A such went the remainder of the day:  cast, swing, strip, step, and repeat. Catching fish isn’t part of the steelhead angler’s expectations, so when it does happen–if it happens–it’s pretty special.  I’ll hold out for another time. The year is young, and I’ve already got my annual cold behind me.

By the way, I think I may need one of these to stave off the cold weather and keep me healthy as winter trudges on. I may not be able to grow The Beard I want, but now I can have the next best thing.

 

17 thoughts on “And so it begins…”

  1. cofisher says:

    Would you believe two colds in a week and a half. I hope your luck holds out.

    1. Kirk Werner says:

      I wouldn’t believe if if I hadn’t read it. Misery loves company, Howard. I hope you’re feeling sickly as long as, but no longer, than me. Good health to you, soon.

      1. You guys better stay away from me…I’m just ending this bliss of a virus/cold/flu that I have had since…before Christmas…ugh. I don’t want this again!

  2. RE: staving off the cold. google ‘battle bonnet’. No thanks necessary 😉 ~ mike

    1. Kirk Werner says:

      Mike, I know you said no thanks were necessary, but I feel compelled. So, thanks for that link- definitely another viable option…

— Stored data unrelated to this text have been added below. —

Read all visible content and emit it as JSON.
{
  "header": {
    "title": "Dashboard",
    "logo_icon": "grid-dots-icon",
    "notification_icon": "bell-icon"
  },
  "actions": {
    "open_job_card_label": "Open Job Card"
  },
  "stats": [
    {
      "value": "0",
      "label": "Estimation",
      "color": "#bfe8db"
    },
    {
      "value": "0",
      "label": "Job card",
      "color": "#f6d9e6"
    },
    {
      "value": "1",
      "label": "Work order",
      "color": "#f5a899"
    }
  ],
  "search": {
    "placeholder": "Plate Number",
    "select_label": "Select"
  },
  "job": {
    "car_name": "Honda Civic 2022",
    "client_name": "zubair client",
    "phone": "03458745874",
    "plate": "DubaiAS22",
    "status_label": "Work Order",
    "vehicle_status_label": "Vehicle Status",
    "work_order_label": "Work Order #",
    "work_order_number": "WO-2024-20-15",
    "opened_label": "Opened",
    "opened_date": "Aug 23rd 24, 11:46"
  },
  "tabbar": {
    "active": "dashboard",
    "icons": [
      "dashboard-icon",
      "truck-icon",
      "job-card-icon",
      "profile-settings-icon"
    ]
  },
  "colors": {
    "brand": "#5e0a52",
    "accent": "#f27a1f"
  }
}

  3. I was sick a record 3 times last winter, so I’m hoping I’ve paid my dues for a couple of years. Your steelhead fishing sounds vaguely familiar- lack of fish AND Adjusted Gross Fly Box.

    Warhorse, Warhorse, Warhorse

    1. Kirk Werner says:

      Did you say, WARHORSE? Stay healthy this winter and don’t report all your flies on your steelhead tax return.

  4. Sanders says:

    I came down with a cold as well…might have something to do with sharing my PBR filled pineapple at a new years party, but I’m not ready to give up on the pineapple just yet.

    Is steelheading still called steelheading if you actually catch a steelhead? Or is it just called fishing? Either way, sounds like a ton of fun. Sorry about your audit though…

    1. Kirk Werner says:

      Must be something going around- germ warfare? All I know about steelhead fishing is that if you go steelhead fishing and actually catch a steelhead, you should buy a lottery ticket on the way home.

  5. Ed Hudon says:

    Happy New Year Kirk,

    Sorry to hear about your cold…
    I just came back from a fishless steelhead trip in upstate NY, where we were discussing the merits of zippered waders. Do they really work? I have reservations about a pair of waders that may have an opening for a small leak to let in 33 degree water.

    1. Kirk Werner says:

      Happy New Year to you, Ed. I can say with 100% confidence that my zippered Dan Baileys have been exceptional. Never a problem with the zipper whatsoever: the only thing that leaks, is me. I’ll be reviewing Redington’s zipper model waders in the next couple months as well. Stay tuned, and thanks for stopping by with a comment.

  6. Wayne Hart says:

    I agree with cofisher!I had a cold,thought it was gone,THEN it came back the next day with a vengence.It is over 3 weeks now.

  7. Dan Ferguson says:

    Love that Balaclava! You could sell more of those than the stickers!

    1. Kirk Werner says:

      It wouldn’t be hard sell more of anything than stickers!

  8. You are a fairly pathetic fisherman, but at least you don’t try to hide it.

  9. Even though I already have a a pretty thick beard, I so want the viking beard toque.

    1. Kirk Werner says:

      Darren, thanks for the comment. I can grow a beard, but not a good one. When I do, it looks like I have a case of mange. Therefore, one of those face things is a must-have for me.